As if to prove my thoughts correct, Tillo breezed past us and accidentally jostled Eva.

She lost her balance and her hands lost strength as she fell forward. Time metaphorically slowed down as I tried to catch her, but in her panic, the kid had pulled her arms into her body and made it hard to catch her.

I acted on impulse and pushed out my hand, then made her light enough to float into the air. The scream that had barely made it out of her throat quickly turned into a shriek of excitement as she wiggled her limbs in the air and relished the feeling of weightlessness.

Her expressionless face slowly bloomed into an adorable smile, and I suddenly realized why my dad had always said he’d wanted a daughter. I’d thought he was joking, but I could see how this would be preferable to the hellion of a child I’d been.

Eva seemed to have a lot of fun as she rolled around in the air, but I needed to get her down and get a proper register of her weight. Although it was a bit too late, I needed to slowly increase the gravity on her, so it didn’t feel like her own weight crushed her. I still felt guilty about last night with Tillo and Kaja, but I’d feel even worse if I ended up hurting the little girl.

“Okay, Eva, I’m going to pull you down now!”

She looked reluctant, but after bouncing around the walls of the narrow staircase a few times; she remembered our original aim in going to the wide basement.

“Okay, can you reach out your hand? I’m going to pull you down, tell me if it feels uncomfortable.”

She reached out her hand as I’d asked but was too far away for me to reach her, and unlike Archer, I couldn’t move objects without my hands. I could move regularly enough in the air, but that control only applied to my person.

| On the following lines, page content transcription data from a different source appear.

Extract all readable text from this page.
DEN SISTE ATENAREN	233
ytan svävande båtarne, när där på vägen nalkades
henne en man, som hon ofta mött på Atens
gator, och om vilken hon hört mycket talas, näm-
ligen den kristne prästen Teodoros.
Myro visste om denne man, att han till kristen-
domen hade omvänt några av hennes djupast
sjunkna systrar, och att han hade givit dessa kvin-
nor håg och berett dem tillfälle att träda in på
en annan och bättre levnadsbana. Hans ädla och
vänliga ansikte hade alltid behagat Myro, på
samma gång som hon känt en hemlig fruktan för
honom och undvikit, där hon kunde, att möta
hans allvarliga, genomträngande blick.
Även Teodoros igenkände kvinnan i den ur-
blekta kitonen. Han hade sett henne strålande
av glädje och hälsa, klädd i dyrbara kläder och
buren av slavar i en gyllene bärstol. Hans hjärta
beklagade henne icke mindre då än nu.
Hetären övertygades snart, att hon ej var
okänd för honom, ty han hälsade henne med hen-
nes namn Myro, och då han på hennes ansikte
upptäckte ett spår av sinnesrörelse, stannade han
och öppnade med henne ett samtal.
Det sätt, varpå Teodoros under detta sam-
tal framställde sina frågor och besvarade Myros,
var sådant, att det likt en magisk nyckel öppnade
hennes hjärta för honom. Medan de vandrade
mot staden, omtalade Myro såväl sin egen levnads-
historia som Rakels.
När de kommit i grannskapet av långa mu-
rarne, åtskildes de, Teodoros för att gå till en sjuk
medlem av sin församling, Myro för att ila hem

I still had to move everything else like I would on the ground.

I got into the air and had her get onto my back, then slowly increased her weight to what I figured was a normal weight for a kid her size.

“C’mon mist- Aaron! What’s taking so long!”

Kaja and archer peeked into the door well at the end of the staircase and looked up to find Eva and me in the air.

Archer looked stressed, but Kaja looked betrayed and her lips set into a pout.

“I thought you said we needed to wait until we were downstairs!”